As is often the case with non-mainstream open source tools, there is a lot of information “out there” written by enthusiastic people like tutorials, guides, and blog entries. This information is often fragmentary, dependent on a specific environment, operating system, component of the stack, or specific flavor of the tools. Hence one has to invest time to recombine those fragments in a way that suits his or her needs and taste. This implies investing time in understanding how those tools work in order to be able to tweak configuration and parameters, which might gives one that yak shaving feeling.

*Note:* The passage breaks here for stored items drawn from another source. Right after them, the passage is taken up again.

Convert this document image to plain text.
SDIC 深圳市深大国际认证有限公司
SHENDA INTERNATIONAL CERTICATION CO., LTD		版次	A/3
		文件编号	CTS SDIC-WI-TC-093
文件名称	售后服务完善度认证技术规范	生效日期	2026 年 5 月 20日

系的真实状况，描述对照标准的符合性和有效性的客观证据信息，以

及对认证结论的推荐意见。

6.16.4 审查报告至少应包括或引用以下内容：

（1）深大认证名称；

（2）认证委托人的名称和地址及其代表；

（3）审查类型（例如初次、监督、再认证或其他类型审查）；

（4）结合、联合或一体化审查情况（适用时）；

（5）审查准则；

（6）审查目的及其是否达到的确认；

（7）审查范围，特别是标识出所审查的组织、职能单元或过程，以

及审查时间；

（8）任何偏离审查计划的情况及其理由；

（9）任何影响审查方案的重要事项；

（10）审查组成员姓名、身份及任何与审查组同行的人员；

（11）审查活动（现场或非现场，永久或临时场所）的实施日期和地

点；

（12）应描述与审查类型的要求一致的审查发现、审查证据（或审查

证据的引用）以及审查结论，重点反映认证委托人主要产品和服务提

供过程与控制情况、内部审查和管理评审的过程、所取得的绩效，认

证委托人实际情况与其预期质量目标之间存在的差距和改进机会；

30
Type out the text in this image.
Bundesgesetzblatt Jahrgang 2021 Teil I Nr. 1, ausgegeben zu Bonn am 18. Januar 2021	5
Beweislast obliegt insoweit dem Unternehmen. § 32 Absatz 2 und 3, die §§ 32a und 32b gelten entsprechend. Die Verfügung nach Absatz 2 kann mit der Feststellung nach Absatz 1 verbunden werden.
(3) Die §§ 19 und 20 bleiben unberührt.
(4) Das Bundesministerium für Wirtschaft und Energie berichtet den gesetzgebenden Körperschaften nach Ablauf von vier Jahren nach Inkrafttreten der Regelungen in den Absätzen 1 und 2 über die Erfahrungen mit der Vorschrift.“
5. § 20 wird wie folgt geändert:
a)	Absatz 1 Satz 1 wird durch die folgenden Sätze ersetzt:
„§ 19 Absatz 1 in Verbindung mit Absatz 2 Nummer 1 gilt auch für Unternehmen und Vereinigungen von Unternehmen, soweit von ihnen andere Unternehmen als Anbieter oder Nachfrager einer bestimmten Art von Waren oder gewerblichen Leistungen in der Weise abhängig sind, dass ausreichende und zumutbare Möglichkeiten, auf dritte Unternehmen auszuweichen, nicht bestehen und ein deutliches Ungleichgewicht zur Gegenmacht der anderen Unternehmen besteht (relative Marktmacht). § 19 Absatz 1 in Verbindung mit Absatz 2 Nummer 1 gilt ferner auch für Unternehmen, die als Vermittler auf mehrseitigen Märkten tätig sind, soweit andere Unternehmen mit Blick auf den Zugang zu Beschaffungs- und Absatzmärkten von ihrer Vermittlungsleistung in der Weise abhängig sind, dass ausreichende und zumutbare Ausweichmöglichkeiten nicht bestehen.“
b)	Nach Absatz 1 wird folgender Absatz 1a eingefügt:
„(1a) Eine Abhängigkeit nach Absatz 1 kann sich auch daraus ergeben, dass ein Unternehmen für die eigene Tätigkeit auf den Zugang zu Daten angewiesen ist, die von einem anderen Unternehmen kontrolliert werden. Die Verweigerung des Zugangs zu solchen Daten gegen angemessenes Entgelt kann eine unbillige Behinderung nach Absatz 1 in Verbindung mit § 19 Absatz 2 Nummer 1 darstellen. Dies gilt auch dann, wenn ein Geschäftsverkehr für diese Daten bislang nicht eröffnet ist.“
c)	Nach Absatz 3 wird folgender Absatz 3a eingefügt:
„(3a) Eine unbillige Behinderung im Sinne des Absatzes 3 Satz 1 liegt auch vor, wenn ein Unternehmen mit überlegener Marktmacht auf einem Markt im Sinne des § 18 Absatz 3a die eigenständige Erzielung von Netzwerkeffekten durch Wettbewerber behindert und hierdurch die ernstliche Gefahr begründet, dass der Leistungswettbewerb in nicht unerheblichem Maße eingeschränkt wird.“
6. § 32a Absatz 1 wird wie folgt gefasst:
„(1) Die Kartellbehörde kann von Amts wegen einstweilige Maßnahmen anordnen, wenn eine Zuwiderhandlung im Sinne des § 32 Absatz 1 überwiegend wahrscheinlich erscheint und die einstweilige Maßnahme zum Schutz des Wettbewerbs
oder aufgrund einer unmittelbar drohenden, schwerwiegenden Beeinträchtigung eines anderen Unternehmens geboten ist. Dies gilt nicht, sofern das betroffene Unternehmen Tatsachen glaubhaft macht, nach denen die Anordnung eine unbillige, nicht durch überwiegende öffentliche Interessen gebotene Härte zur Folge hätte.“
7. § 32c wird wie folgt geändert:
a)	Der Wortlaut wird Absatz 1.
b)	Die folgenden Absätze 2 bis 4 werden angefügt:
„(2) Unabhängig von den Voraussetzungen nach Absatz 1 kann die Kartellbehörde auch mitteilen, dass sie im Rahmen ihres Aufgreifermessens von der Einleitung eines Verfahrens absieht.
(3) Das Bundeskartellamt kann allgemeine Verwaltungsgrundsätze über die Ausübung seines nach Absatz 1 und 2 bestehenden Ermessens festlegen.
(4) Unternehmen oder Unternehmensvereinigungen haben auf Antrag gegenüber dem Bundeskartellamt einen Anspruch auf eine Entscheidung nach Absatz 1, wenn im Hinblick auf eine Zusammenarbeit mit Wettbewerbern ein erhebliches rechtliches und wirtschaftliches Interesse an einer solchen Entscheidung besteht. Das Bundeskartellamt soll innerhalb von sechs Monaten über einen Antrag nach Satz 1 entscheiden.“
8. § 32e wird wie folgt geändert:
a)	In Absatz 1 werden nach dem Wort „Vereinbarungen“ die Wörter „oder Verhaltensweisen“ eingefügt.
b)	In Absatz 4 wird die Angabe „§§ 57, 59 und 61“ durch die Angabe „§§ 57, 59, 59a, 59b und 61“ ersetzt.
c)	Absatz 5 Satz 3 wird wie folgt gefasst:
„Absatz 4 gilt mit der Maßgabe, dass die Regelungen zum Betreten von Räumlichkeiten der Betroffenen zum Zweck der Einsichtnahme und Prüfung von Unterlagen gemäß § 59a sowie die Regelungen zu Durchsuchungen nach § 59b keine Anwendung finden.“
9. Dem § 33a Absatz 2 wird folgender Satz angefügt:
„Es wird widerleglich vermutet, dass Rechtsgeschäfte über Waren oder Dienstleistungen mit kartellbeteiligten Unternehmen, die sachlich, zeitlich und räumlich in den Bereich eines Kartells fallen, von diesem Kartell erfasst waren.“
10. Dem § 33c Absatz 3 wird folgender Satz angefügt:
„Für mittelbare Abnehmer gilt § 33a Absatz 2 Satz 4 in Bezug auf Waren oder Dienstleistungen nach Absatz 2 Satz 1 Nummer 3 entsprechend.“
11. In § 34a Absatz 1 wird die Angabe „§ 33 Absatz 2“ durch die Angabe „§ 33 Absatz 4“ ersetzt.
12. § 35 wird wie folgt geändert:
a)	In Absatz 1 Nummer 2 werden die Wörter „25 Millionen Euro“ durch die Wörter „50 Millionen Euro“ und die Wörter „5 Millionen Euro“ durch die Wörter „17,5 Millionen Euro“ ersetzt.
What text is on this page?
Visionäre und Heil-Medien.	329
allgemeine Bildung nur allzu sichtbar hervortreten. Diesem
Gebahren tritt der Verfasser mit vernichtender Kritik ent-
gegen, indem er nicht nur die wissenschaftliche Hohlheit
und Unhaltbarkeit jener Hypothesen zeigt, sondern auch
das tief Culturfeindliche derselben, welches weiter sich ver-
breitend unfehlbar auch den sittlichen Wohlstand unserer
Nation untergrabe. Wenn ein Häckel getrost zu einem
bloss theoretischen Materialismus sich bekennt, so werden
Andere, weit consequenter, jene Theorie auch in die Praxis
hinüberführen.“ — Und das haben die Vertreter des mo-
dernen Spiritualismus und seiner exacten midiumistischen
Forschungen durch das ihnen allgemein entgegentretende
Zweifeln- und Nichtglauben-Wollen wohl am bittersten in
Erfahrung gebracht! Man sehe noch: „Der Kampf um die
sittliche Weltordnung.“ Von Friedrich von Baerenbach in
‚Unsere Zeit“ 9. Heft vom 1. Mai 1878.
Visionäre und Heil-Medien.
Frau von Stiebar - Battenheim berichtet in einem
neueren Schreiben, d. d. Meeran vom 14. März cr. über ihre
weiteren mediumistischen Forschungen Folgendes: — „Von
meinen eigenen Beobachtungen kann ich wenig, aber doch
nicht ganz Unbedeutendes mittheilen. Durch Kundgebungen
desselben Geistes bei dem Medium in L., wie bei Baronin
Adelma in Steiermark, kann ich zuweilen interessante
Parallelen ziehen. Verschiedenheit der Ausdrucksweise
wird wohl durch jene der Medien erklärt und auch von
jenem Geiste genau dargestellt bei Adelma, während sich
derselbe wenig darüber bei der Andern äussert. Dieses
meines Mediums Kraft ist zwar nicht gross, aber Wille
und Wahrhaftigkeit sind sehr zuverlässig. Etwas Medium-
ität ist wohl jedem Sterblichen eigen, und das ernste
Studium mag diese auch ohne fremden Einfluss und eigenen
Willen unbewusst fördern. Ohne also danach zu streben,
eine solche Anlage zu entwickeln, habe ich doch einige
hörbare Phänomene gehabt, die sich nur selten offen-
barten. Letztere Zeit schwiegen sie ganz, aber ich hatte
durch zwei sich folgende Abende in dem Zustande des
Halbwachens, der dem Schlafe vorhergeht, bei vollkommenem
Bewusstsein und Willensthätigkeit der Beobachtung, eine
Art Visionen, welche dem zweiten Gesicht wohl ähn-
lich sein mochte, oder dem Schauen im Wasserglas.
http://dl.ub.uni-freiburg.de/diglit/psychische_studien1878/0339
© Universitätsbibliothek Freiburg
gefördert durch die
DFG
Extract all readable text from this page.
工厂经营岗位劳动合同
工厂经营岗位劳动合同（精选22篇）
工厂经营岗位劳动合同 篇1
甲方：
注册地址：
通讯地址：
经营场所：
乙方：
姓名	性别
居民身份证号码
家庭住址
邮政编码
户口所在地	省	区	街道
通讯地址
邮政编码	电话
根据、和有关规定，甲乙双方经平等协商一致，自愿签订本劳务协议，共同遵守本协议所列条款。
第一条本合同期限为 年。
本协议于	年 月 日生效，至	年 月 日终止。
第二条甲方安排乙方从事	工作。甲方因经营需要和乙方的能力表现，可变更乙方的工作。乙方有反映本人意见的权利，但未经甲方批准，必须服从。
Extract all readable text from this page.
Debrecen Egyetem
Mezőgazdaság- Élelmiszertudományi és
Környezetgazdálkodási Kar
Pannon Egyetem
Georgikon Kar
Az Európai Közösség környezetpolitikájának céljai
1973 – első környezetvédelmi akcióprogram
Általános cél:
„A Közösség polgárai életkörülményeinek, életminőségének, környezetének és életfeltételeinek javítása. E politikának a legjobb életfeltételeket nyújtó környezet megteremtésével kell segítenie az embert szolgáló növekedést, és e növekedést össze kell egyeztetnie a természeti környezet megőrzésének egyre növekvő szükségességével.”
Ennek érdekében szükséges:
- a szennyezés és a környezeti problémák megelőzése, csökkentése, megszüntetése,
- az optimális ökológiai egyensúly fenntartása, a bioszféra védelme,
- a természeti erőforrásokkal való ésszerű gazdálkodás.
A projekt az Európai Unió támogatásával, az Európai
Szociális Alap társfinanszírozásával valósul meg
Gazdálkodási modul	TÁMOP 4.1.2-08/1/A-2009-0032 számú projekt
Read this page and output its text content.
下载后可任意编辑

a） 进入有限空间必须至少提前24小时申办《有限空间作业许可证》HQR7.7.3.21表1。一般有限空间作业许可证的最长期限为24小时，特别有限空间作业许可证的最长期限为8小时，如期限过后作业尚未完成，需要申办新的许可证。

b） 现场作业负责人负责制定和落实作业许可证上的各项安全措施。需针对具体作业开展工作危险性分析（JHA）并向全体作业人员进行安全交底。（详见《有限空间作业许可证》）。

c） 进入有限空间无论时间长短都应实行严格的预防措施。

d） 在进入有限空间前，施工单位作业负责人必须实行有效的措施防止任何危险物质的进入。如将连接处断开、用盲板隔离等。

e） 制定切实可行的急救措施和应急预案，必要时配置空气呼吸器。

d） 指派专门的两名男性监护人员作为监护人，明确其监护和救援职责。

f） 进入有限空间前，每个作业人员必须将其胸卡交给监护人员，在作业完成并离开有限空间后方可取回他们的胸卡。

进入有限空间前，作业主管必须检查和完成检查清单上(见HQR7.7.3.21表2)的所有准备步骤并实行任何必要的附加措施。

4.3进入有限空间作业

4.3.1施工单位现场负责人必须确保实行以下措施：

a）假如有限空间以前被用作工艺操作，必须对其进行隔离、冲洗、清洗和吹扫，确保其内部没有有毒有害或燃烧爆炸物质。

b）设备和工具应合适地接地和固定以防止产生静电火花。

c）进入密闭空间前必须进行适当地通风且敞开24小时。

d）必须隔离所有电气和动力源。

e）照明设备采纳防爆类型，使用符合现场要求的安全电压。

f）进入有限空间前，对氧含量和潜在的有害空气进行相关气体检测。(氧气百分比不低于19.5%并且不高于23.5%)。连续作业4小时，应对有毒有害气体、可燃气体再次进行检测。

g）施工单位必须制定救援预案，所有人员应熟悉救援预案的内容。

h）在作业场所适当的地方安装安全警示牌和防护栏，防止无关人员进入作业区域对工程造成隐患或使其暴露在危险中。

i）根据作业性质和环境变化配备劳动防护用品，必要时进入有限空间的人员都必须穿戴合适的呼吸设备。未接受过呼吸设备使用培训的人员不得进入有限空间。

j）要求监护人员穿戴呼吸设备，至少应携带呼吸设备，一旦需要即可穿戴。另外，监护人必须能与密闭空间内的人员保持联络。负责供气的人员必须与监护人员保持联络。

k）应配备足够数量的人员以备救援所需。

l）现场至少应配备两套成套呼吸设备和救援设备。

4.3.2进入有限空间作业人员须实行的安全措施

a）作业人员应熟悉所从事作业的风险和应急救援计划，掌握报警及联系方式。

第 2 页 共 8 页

Yet when I compare that experience with my past year working mostly with proprietary or semi-proprietary language and tools (C#, Windows, Visual Studio, Citrix, Powerbuilder), I wouldn’t want to go back at any price. When something is wrong in proprietary land, you don’t even get a chance to understand what is wrong, you are dependent on the whims of a software publisher. The time that’s gained in shrinkwrapped tooling and environments, pre-packaged components, guided processes, is valuable only in the short-term at the onset of a project. As soon as essential complexity of the business domain creeps in, the abstraction barriers the proprietary tooling carefully built to hide implementation details breaks, leaving the hapless developer struggling with patches, workarounds, opaque procedures to get things done.